Heute pflegen ein paar hundert Farmer Evas Erbe, die großen Plantagen im sonnenverwöhnten Hinterland der Cote d’ Azur. Viele tausend Bäume stehen dort, an denen Jahr für Jahr fast 50 Tonnen Zitronen reifen. Zur Ernte sind Gäste willkommen. Hausgemachte Marmelade erwartet sie und frisch gepreßte Säfte. Dazu mit Orangenlikör getränkte Crepes oder leckere Zitronentörtchen, Spezialitäten, die in den Festwochen an jeder Ecke Mentons zu haben sind.

Vor allem im Jardin Biovès, wo die meisten Südfrucht-Händler ihre Stände haben. "Das Zitronenfest", heißt es im Fremdenverkehrsbüro, "ist neben dem Karneval in Nizza Südfrankreichs größte Touristen-Attraktion. Zu uns kommen mehr zahlende Gäste als zum Formel-Eins-Rennen nach Monaco", freut sich Danielle Le Goff, die für die Stadt die Werbetrommel rührt. Fast ein Drittel des Jahresumsatzes, wissen Mentons Hoteliers und Gastronomen, verdanken sie der Südfrucht-Schau, die im neuen Jahrtausend um eine Woche ausgeweitet und um eine Abendveranstaltung ergänzt wurde.

Höhepunkt der Festwochen sind die sonntäglichen Paraden entlang der Uferpromenade. Fast dreißig Mark kosten die numerierten Tribünenplätze, die gewöhnlich alle belegt sind. Voll besetzt sind auch Cafés und Restaurants rund ums Casino, das vielen Spielwütigen den Weg ins benachbarte Monte Carlo erspart. Zehn Festwagen stehen diesmal im Mittelpunkt. Dazwischen paradieren Orchester und Majorettencorps, Bergmannskapellen und Guggenmusik, musikalische Botschafter aus ganz Europa, die auf Straßen und Plätzen für Stimmung sorgen.
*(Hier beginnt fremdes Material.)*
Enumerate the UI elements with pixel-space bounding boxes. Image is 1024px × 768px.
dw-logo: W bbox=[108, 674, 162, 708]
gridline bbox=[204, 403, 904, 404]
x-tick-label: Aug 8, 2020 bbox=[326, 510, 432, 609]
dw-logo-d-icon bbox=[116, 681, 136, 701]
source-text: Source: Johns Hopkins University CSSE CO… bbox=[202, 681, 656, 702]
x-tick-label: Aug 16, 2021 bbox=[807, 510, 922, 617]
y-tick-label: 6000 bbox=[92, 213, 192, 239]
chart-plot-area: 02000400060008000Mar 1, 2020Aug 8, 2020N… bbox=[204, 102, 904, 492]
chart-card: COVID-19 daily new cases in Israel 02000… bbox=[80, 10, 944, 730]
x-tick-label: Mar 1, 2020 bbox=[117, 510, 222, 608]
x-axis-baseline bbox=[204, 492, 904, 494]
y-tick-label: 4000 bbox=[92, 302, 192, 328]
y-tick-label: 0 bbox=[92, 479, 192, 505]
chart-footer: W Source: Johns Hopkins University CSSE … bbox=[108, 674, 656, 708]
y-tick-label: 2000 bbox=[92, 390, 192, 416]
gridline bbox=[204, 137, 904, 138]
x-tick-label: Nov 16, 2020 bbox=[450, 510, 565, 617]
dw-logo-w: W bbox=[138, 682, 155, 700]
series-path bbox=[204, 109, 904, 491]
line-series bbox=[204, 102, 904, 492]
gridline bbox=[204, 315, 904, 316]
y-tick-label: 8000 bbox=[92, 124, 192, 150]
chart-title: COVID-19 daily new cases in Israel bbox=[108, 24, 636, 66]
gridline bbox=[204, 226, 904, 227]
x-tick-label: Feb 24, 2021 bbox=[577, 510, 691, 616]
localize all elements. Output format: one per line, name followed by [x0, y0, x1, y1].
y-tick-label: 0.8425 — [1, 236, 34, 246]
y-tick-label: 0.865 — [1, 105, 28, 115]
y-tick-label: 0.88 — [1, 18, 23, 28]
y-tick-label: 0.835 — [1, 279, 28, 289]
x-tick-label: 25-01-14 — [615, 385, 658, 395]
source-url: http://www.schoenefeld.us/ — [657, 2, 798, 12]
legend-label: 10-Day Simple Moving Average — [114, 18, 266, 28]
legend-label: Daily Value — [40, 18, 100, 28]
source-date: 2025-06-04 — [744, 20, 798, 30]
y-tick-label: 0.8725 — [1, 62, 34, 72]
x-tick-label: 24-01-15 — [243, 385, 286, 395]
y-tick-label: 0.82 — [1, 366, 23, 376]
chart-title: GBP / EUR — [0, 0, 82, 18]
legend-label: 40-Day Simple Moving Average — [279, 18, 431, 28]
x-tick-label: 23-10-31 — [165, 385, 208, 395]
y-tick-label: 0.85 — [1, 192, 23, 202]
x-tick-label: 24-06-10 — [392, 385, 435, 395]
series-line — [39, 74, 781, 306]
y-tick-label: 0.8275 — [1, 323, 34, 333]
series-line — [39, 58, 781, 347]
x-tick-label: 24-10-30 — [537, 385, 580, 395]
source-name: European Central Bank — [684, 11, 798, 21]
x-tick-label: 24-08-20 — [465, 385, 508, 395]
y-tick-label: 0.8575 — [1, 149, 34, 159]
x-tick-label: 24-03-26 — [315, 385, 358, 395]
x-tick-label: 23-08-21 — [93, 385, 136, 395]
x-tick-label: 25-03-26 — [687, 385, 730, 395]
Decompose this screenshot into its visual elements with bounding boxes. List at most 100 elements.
Genau betrachtet ist das Zitronenfest eine Fastnachtsfeier, deren Wurzeln bis ins 19. Jahrhundert reichen. Damals wurde an den Tagen vor Aschermittwoch überall an der Riviera gelacht und getanzt, paradierten Masken zu Fuß oder hoch zu Roß durch die Straßen. Konfettischachteln bildeteten den Rahmen kleiner Umzüge mit allegorischen Wagen. Berühmt war auch der abendliche Corso mit brennenden Kerzen, die man sich gegenseitig auszublasen suchte.
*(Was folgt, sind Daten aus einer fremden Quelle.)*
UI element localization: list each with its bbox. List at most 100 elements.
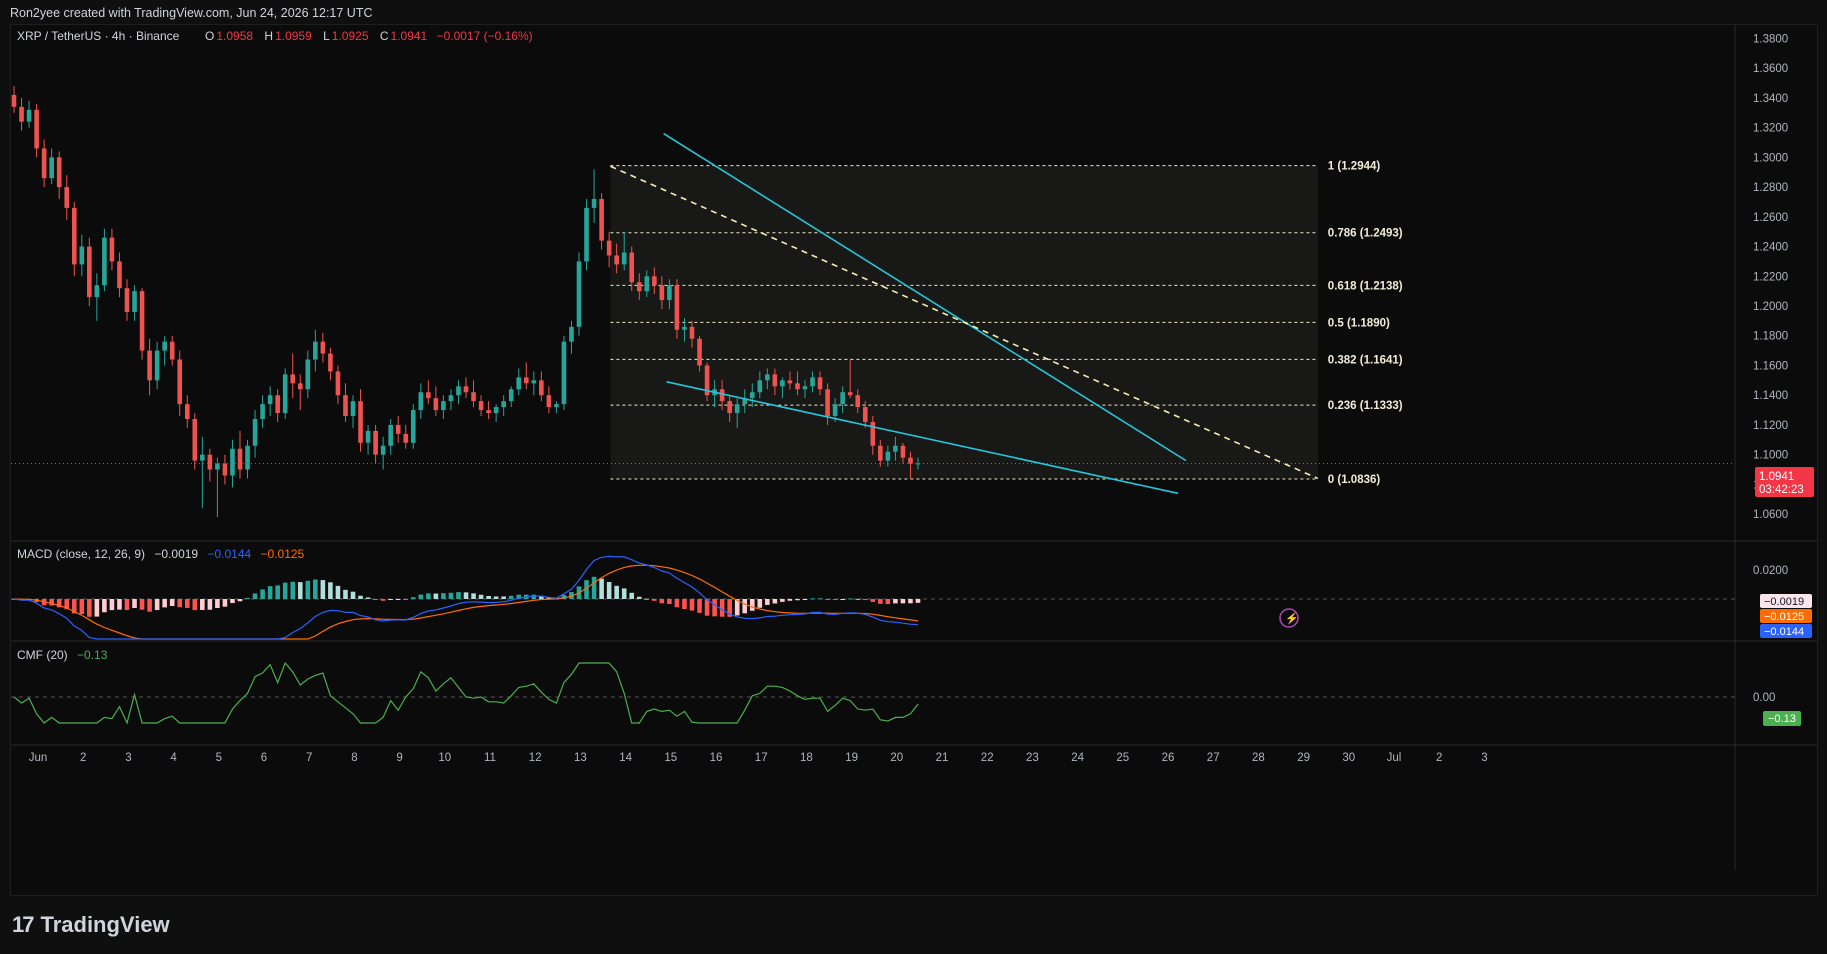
macd-histogram-bar — [200, 599, 205, 610]
macd-histogram-bar — [463, 592, 469, 599]
drawings-layer[interactable] — [610, 132, 1319, 495]
candle-body — [388, 424, 393, 446]
price-tick-label: 1.2400 — [1753, 242, 1788, 254]
candle-body — [704, 365, 710, 396]
lightning-marker-icon[interactable]: ⚡ — [1279, 608, 1299, 628]
candle-body — [102, 237, 107, 286]
candle-body — [697, 338, 702, 366]
time-tick-label: 27 — [1207, 752, 1220, 764]
candle-body — [667, 285, 672, 301]
time-tick-label: 2 — [1436, 752, 1442, 764]
candle-body — [358, 401, 363, 443]
candle-body — [471, 392, 476, 402]
candle-body — [855, 395, 861, 408]
candle-body — [795, 383, 800, 390]
symbol-title[interactable]: XRP / TetherUS · 4h · Binance — [17, 29, 180, 43]
candle-body — [840, 392, 845, 405]
candle-body — [410, 410, 416, 443]
macd-histogram-bar — [561, 594, 567, 599]
macd-histogram-bar — [825, 599, 830, 600]
time-tick-label: 26 — [1162, 752, 1175, 764]
open-value: 1.0958 — [216, 29, 253, 43]
candle-body — [576, 261, 582, 327]
fib-level-label: 1 (1.2944) — [1328, 161, 1381, 173]
fib-retracement-zone[interactable]: 1 (1.2944) 0.786 (1.2493) 0.618 (1.2138) 0.… — [610, 161, 1403, 486]
macd-histogram-bar — [508, 595, 514, 599]
candle-body — [139, 291, 145, 351]
time-tick-label: 5 — [216, 752, 222, 764]
macd-histogram-bar — [380, 599, 386, 601]
time-tick-label: 9 — [396, 752, 402, 764]
candle-body — [870, 421, 876, 446]
macd-histogram-bar — [207, 599, 213, 610]
candle-body — [516, 377, 522, 390]
macd-hist-badge: −0.0019 — [1764, 596, 1804, 608]
candle-body — [147, 350, 152, 381]
candle-body — [689, 326, 695, 339]
candle-body — [734, 404, 740, 414]
time-tick-label: 16 — [710, 752, 723, 764]
candle-body — [629, 252, 635, 283]
close-value: 1.0941 — [391, 29, 428, 43]
macd-histogram-bar — [893, 599, 898, 604]
cmf-badge-label: −0.13 — [1768, 713, 1796, 725]
time-tick-label: 14 — [619, 752, 632, 764]
macd-histogram-bar — [704, 599, 710, 616]
cmf-title: CMF (20) — [17, 648, 68, 662]
candle-body — [237, 448, 243, 470]
macd-line-badge: −0.0144 — [1764, 626, 1804, 638]
cmf-tick-label: 0.00 — [1753, 692, 1775, 704]
macd-histogram-bar — [215, 599, 220, 609]
macd-histogram-bar — [109, 599, 115, 611]
candle-body — [275, 395, 280, 414]
candle-body — [297, 383, 303, 390]
macd-histogram-bar — [539, 595, 544, 599]
cmf-badge: −0.13 — [1763, 711, 1801, 726]
macd-histogram-bar — [584, 580, 589, 599]
time-tick-label: 28 — [1252, 752, 1265, 764]
candle-body — [780, 380, 785, 387]
macd-histogram-bar — [441, 593, 446, 599]
macd-pane: 0.0200 — [11, 555, 1788, 640]
candle-body — [343, 395, 348, 417]
time-tick-label: 25 — [1116, 752, 1129, 764]
cmf-pane: 0.00 — [11, 661, 1775, 725]
time-tick-label: 29 — [1297, 752, 1310, 764]
candle-body — [802, 386, 808, 390]
macd-histogram-bar — [486, 595, 491, 599]
candle-body — [915, 463, 921, 465]
macd-histogram-bar — [636, 596, 642, 599]
candle-body — [320, 341, 326, 354]
tradingview-logo-icon: 17 — [12, 912, 35, 937]
tradingview-logo[interactable]: 17 TradingView — [12, 912, 170, 938]
candle-body — [335, 371, 341, 396]
macd-histogram-bar — [335, 585, 341, 599]
macd-signal-badge: −0.0125 — [1764, 611, 1804, 623]
macd-histogram-bar — [621, 588, 627, 599]
macd-histogram-bar — [712, 599, 717, 617]
macd-histogram-bar — [546, 597, 552, 599]
wedge-lower-line — [666, 381, 1179, 495]
macd-histogram-bar — [433, 593, 439, 599]
credit-line: Ron2yee created with TradingView.com, Ju… — [10, 6, 373, 20]
macd-legend[interactable]: MACD (close, 12, 26, 9) −0.0019 −0.0144 … — [17, 547, 305, 561]
candle-body — [19, 106, 24, 122]
macd-histogram-bar — [237, 599, 243, 602]
candle-body — [313, 341, 318, 360]
candle-body — [546, 395, 552, 408]
macd-histogram-bar — [516, 594, 522, 599]
candle-body — [825, 389, 830, 417]
macd-histogram-bar — [230, 599, 235, 604]
candle-body — [56, 157, 62, 188]
macd-histogram-bar — [71, 599, 77, 614]
macd-histogram-bar — [222, 599, 228, 607]
chart-area[interactable]: 1 (1.2944) 0.786 (1.2493) 0.618 (1.2138) 0.… — [10, 24, 1818, 896]
chart-svg[interactable]: 1 (1.2944) 0.786 (1.2493) 0.618 (1.2138) 0.… — [11, 25, 1817, 895]
candle-body — [350, 401, 356, 417]
candle-body — [252, 418, 258, 446]
macd-histogram-bar — [350, 591, 356, 599]
cmf-legend[interactable]: CMF (20) −0.13 — [17, 648, 108, 662]
dashed-trendline — [610, 165, 1319, 480]
price-tick-label: 1.3200 — [1753, 123, 1788, 135]
time-tick-label: 13 — [574, 752, 587, 764]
1875 aber übernahmen die Hoteliers der Stadt das närrische Zepter. Mit Bällen und Konzerten brachten sie Abwechslung in den Winterurlaub von Königen und Kaiserinnen, Opernsängern und Malern, reichen Architekten und Industriellen. König Albert von Belgien genoß das milde Klima von Menton ebenso wie Englands Königin Victoria. Künstler wie Auguste Rodin, Franz Liszt oder Charles Gounod zählten zu dem Stammgästen. Mentons Feste freilich standen immer im Schatten von Nizza, wo sich der Karneval zur weltweit beachteten Touristenattraktion entwickelt hatte.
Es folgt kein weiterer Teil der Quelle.